Diriku pernah curhat tentang perkara ini kepada facebook pada 24 Februari silam. Berikut isi curhatan itu: “Jika cuaca tak lagi secerah biasanya, hindarkanlah untuk pulang larut malam. Basah kuyup kau nanti. Abad XXI adalah medan perang. semua orang merasa terpanggil untuk berlaga dan berperkara.
Jika amunisi belum lagi cukup, menepi-nepilah dahulu. pilih lah ruang-ruang sunyi dimana lingkungan menerimamu sebagai manusia. sebab kepantasan dan ke-takpantasan tidak lagi dinilai dari seberapa kuat keinginan kita untuk tetap menjadi manusia, tetapi atas praduga-praduga tak berdasar yang barangkali belum dipahami betul apa yang terkandung didalamnya”
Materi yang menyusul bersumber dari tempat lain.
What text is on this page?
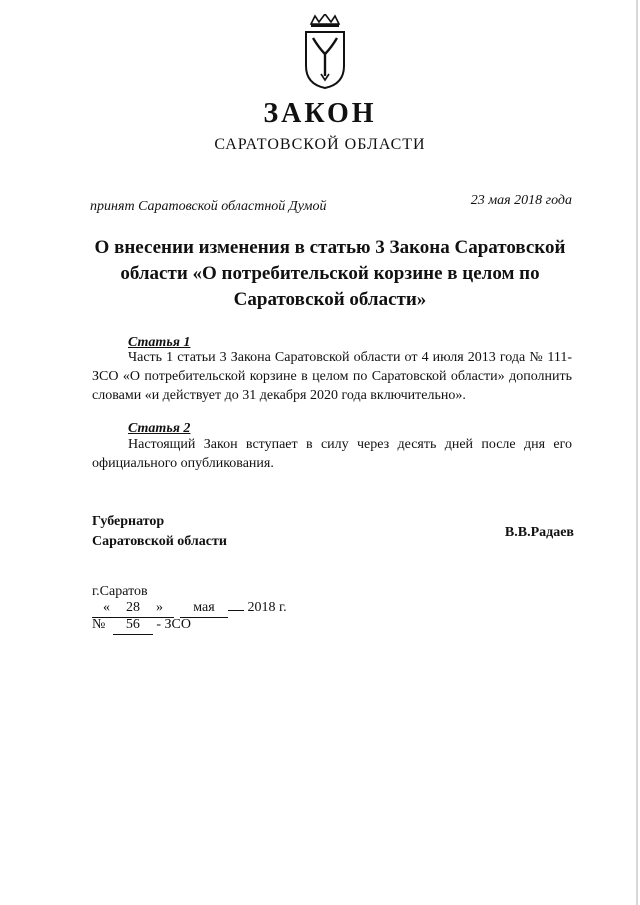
ЗАКОН
САРАТОВСКОЙ ОБЛАСТИ
принят Саратовской областной Думой	23 мая 2018 года
О внесении изменения в статью 3 Закона Саратовской
области «О потребительской корзине в целом по
Саратовской области»
Статья 1
Часть 1 статьи 3 Закона Саратовской области от 4 июля 2013 года № 111-ЗСО «О потребительской корзине в целом по Саратовской области» дополнить словами «и действует до 31 декабря 2020 года включительно».
Статья 2
Настоящий Закон вступает в силу через десять дней после дня его официального опубликования.
Губернатор
Саратовской области
В.В.Радаев
г.Саратов
« 28 » мая 2018 г.
№ 56 - ЗСО
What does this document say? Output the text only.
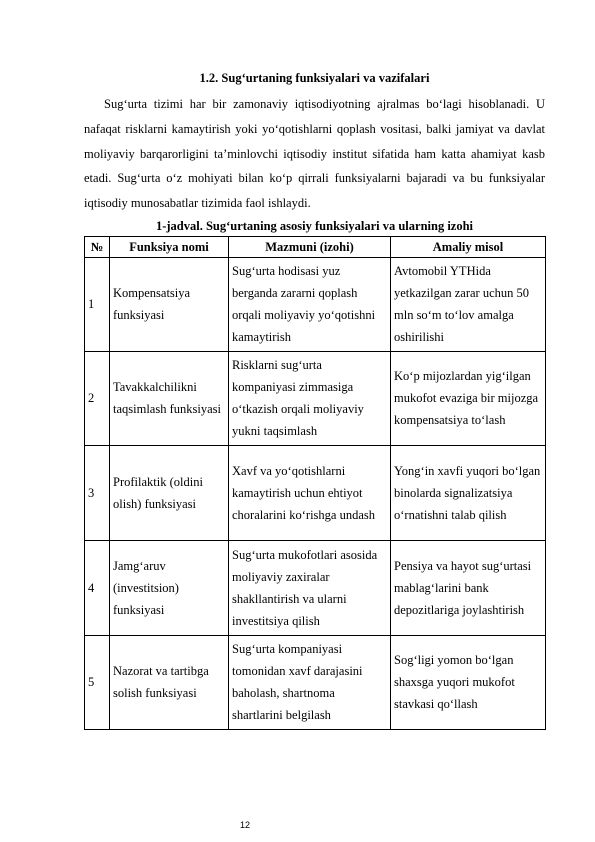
1.2. Sug‘urtaning funksiyalari va vazifalari

Sug‘urta tizimi har bir zamonaviy iqtisodiyotning ajralmas bo‘lagi hisoblanadi. U nafaqat risklarni kamaytirish yoki yo‘qotishlarni qoplash vositasi, balki jamiyat va davlat moliyaviy barqarorligini ta’minlovchi iqtisodiy institut sifatida ham katta ahamiyat kasb etadi. Sug‘urta o‘z mohiyati bilan ko‘p qirrali funksiyalarni bajaradi va bu funksiyalar iqtisodiy munosabatlar tizimida faol ishlaydi.

1-jadval. Sug‘urtaning asosiy funksiyalari va ularning izohi
№	Funksiya nomi	Mazmuni (izohi)	Amaliy misol
1	Kompensatsiya funksiyasi	Sug‘urta hodisasi yuz berganda zararni qoplash orqali moliyaviy yo‘qotishni kamaytirish	Avtomobil YTHida yetkazilgan zarar uchun 50 mln so‘m to‘lov amalga oshirilishi
2	Tavakkalchilikni taqsimlash funksiyasi	Risklarni sug‘urta kompaniyasi zimmasiga o‘tkazish orqali moliyaviy yukni taqsimlash	Ko‘p mijozlardan yig‘ilgan mukofot evaziga bir mijozga kompensatsiya to‘lash
3	Profilaktik (oldini olish) funksiyasi	Xavf va yo‘qotishlarni kamaytirish uchun ehtiyot choralarini ko‘rishga undash	Yong‘in xavfi yuqori bo‘lgan binolarda signalizatsiya o‘rnatishni talab qilish
4	Jamg‘aruv (investitsion) funksiyasi	Sug‘urta mukofotlari asosida moliyaviy zaxiralar shakllantirish va ularni investitsiya qilish	Pensiya va hayot sug‘urtasi mablag‘larini bank depozitlariga joylashtirish
5	Nazorat va tartibga solish funksiyasi	Sug‘urta kompaniyasi tomonidan xavf darajasini baholash, shartnoma shartlarini belgilash	Sog‘ligi yomon bo‘lgan shaxsga yuqori mukofot stavkasi qo‘llash
12
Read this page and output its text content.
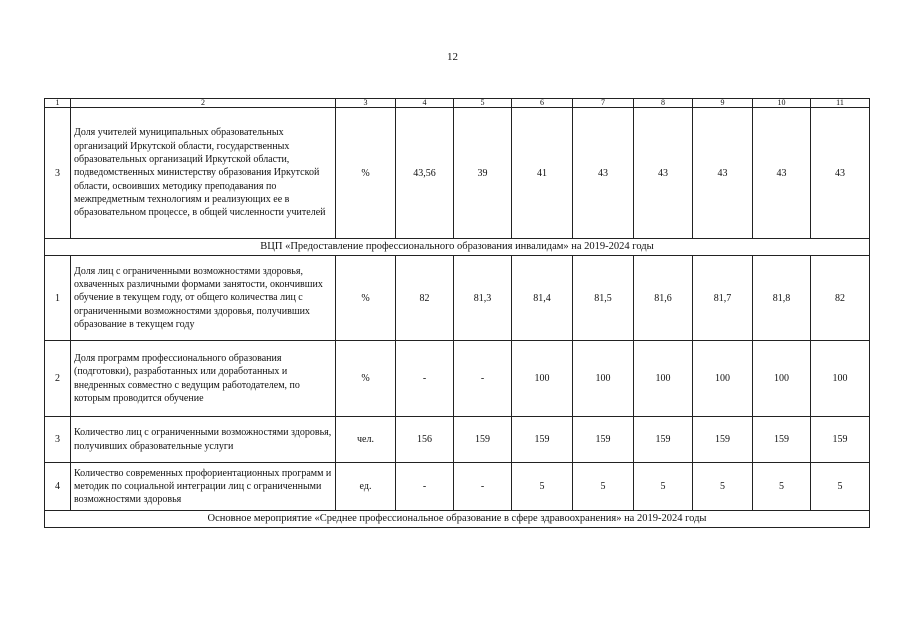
12
1	2	3	4	5	6	7	8	9	10	11
3	Доля учителей муниципальных образовательных организаций Иркутской области, государственных образовательных организаций Иркутской области, подведомственных министерству образования Иркутской области, освоивших методику преподавания по межпредметным технологиям и реализующих ее в образовательном процессе, в общей численности учителей	%	43,56	39	41	43	43	43	43	43
ВЦП «Предоставление профессионального образования инвалидам» на 2019-2024 годы										
1	Доля лиц с ограниченными возможностями здоровья, охваченных различными формами занятости, окончивших обучение в текущем году, от общего количества лиц с ограниченными возможностями здоровья, получивших образование в текущем году	%	82	81,3	81,4	81,5	81,6	81,7	81,8	82
2	Доля программ профессионального образования (подготовки), разработанных или доработанных и внедренных совместно с ведущим работодателем, по которым проводится обучение	%	-	-	100	100	100	100	100	100
3	Количество лиц с ограниченными возможностями здоровья, получивших образовательные услуги	чел.	156	159	159	159	159	159	159	159
4	Количество современных профориентационных программ и методик по социальной интеграции лиц с ограниченными возможностями здоровья	ед.	-	-	5	5	5	5	5	5
Основное мероприятие «Среднее профессиональное образование в сфере здравоохранения» на 2019-2024 годы										
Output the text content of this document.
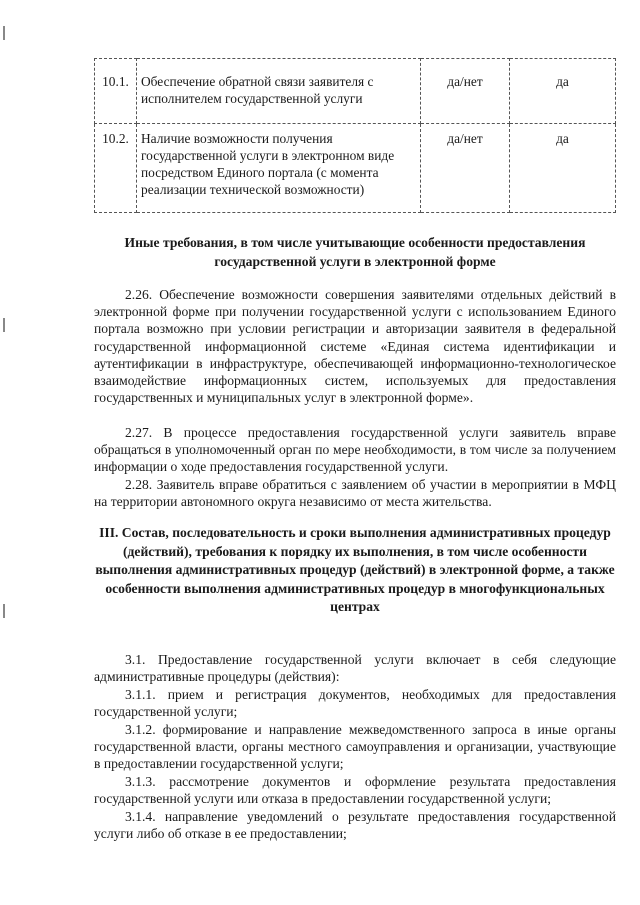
10.1.	Обеспечение обратной связи заявителя с исполнителем государственной услуги	да/нет	да
10.2.	Наличие возможности получения государственной услуги в электронном виде посредством Единого портала (с момента реализации технической возможности)	да/нет	да
Иные требования, в том числе учитывающие особенности предоставления государственной услуги в электронной форме

2.26. Обеспечение возможности совершения заявителями отдельных действий в электронной форме при получении государственной услуги с использованием Единого портала возможно при условии регистрации и авторизации заявителя в федеральной государственной информационной системе «Единая система идентификации и аутентификации в инфраструктуре, обеспечивающей информационно-технологическое взаимодействие информационных систем, используемых для предоставления государственных и муниципальных услуг в электронной форме».

2.27. В процессе предоставления государственной услуги заявитель вправе обращаться в уполномоченный орган по мере необходимости, в том числе за получением информации о ходе предоставления государственной услуги.

2.28. Заявитель вправе обратиться с заявлением об участии в мероприятии в МФЦ на территории автономного округа независимо от места жительства.

III. Состав, последовательность и сроки выполнения административных процедур (действий), требования к порядку их выполнения, в том числе особенности выполнения административных процедур (действий) в электронной форме, а также особенности выполнения административных процедур в многофункциональных центрах

3.1. Предоставление государственной услуги включает в себя следующие административные процедуры (действия):

3.1.1. прием и регистрация документов, необходимых для предоставления государственной услуги;

3.1.2. формирование и направление межведомственного запроса в иные органы государственной власти, органы местного самоуправления и организации, участвующие в предоставлении государственной услуги;

3.1.3. рассмотрение документов и оформление результата предоставления государственной услуги или отказа в предоставлении государственной услуги;

3.1.4. направление уведомлений о результате предоставления государственной услуги либо об отказе в ее предоставлении;
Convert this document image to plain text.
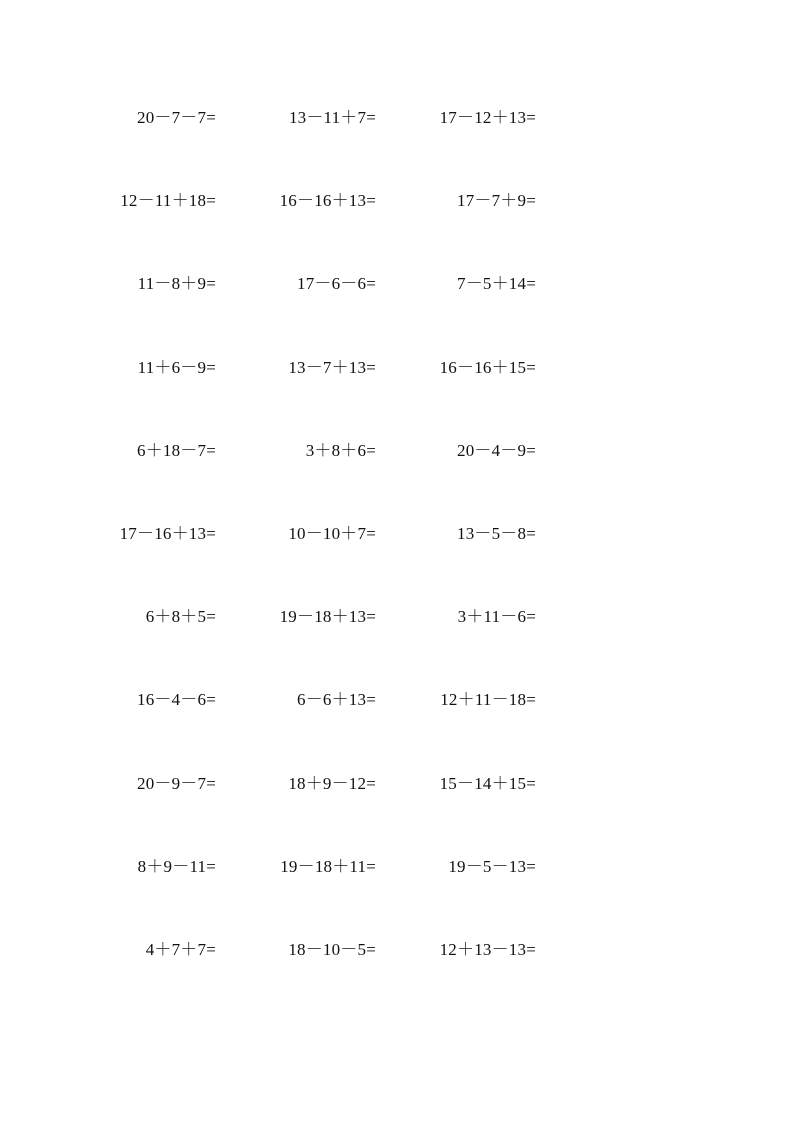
20－7－7=	13－11＋7=	17－12＋13=
12－11＋18=	16－16＋13=	17－7＋9=
11－8＋9=	17－6－6=	7－5＋14=
11＋6－9=	13－7＋13=	16－16＋15=
6＋18－7=	3＋8＋6=	20－4－9=
17－16＋13=	10－10＋7=	13－5－8=
6＋8＋5=	19－18＋13=	3＋11－6=
16－4－6=	6－6＋13=	12＋11－18=
20－9－7=	18＋9－12=	15－14＋15=
8＋9－11=	19－18＋11=	19－5－13=
4＋7＋7=	18－10－5=	12＋13－13=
Semua orang takut dengan hari di mana ajal menjemput. Tak terkecuali diriku.

Tak perlu berleha-leha untuk menjelaskan yang satu ini. Baik artis, akademisi, ulama, maupun tukang cendol yang mau naik haji, semuanya takut jika berhubungan dengan kematian.
Tapi tunggu dulu, ternyata ada sekumpulan orang yang menganggap kematian tidak untuk ditakuti. Diantaranya filsuf Yunani, Epicuros. Katanya, “Kematian itu tidak perlu ditakuti, sebab jika kamu masih merasa takut, berarti kamu masih hidup”.
Oh iya ada satu lagi, yaitu sekelompok penyair yang beranggapan bahwa bunuh diri adalah akhir dari segala puisi.